Permission, Revisited
We hear it a lot: “I need more subscribers.” Also, maybe, this slight variation: “I need my non-subscribers to be more like my subscribers.”
Shoot, if you’re reading this, you probably think some variation of this on a consistent bases.
And it may be true.
A growth plan may be built, in part, on some assumptions around payback period that banks on subscription delivering. If a business isn’t there, of course, it could be that execution is off. But it could also mean there are faulty assumptions that need to be revisited.
In a conversation this week, we talked with someone about the patience required to build toward subscription and, in doing so, realized we hadn’t hit on this topic in awhile. And while there are many ways to a discuss this “need,” one is fairly straightforward: it takes time.
As we’ve discussed before, customers require varying amounts of time to develop loyalty. Some get there fast, but many get there slowly. And, yet, for the most part, we expect loyalty early.
This is an unhealthy expectation.
Viewed through the lens of priming a subscription funnel, a customer’s trial and repeat purchase of a product isn’t just to determine whether that product fits into their routine—but also to figure out at how much it fits into their routine.
Both of these factors can play heavily into a subscription decision, and that may take time to understand.
It’s worth, then, surfacing this early newsletter, in which we explored the frequent disconnect between the brand and the customer.
From Permission:
Godin, again, this time in 2008:
“Subscriptions are an overt act of permission. That’s why home delivery newspaper readers are so valuable, and why magazine subscribers are worth more than newsstand ones.”
So: How’d we get here? How’d we get to subscriptions being used in the same sentence as dark patterns?
The answer, it seems, lies in that 2013 insight from Godin: “Marketers that have touched this asset have raced to push it too hard and too fast.”
While healthy subscription businesses have been the brass rings of CPG brands selling DTC, subscription is, simultaneously, a flawed solution to retention. We explored this idea in our proposal of a new phrase (re-acquisition) last month, but, critically, that flaw is spotted more readily in the permission process a consumer and a brand go through.
Consider: When a customer agrees to a subscription (be it a service, like a newspaper, or a product, like toothpaste) they do so with the expectation that there’s been consideration given to the frequency with which the subscription is delivered.
With CPG subscriptions, though, brands have largely offloaded that consideration to their customers.

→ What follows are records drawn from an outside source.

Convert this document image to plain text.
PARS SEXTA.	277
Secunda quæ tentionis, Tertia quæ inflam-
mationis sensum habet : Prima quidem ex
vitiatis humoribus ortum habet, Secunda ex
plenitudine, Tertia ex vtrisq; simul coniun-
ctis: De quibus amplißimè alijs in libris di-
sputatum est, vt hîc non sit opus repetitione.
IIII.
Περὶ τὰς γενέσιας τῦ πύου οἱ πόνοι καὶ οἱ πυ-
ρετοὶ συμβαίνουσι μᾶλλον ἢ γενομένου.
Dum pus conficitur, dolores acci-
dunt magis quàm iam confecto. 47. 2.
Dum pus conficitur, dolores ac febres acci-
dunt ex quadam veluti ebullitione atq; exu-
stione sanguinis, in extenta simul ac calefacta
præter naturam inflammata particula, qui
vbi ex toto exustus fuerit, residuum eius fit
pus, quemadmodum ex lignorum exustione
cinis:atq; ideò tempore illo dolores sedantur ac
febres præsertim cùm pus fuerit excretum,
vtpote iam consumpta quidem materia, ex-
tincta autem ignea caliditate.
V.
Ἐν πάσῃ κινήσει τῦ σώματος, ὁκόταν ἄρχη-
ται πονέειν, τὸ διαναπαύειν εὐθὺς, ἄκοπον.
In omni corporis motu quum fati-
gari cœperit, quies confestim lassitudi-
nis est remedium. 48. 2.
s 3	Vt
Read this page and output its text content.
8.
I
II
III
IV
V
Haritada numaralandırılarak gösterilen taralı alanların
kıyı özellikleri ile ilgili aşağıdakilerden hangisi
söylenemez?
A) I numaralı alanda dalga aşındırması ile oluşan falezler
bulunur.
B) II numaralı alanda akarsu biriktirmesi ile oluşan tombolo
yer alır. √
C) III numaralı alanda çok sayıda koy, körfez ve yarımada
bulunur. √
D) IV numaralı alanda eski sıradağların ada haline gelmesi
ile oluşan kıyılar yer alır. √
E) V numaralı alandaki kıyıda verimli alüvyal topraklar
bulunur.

While that seems fine on its face, it’s problematic in that customers are rarely asked to make that decision for any subscription service. With that dynamic in play, a product subscription leaves a brand vulnerable to pushing “too hard and too fast” and losing the permission altogether.
Which brings us back to today’s thought: While “more” may be what you need, that is less likely to be solved by pushing for it sooner and more likely to be solved by understanding when, in fact, you’ve earned the permission to do so.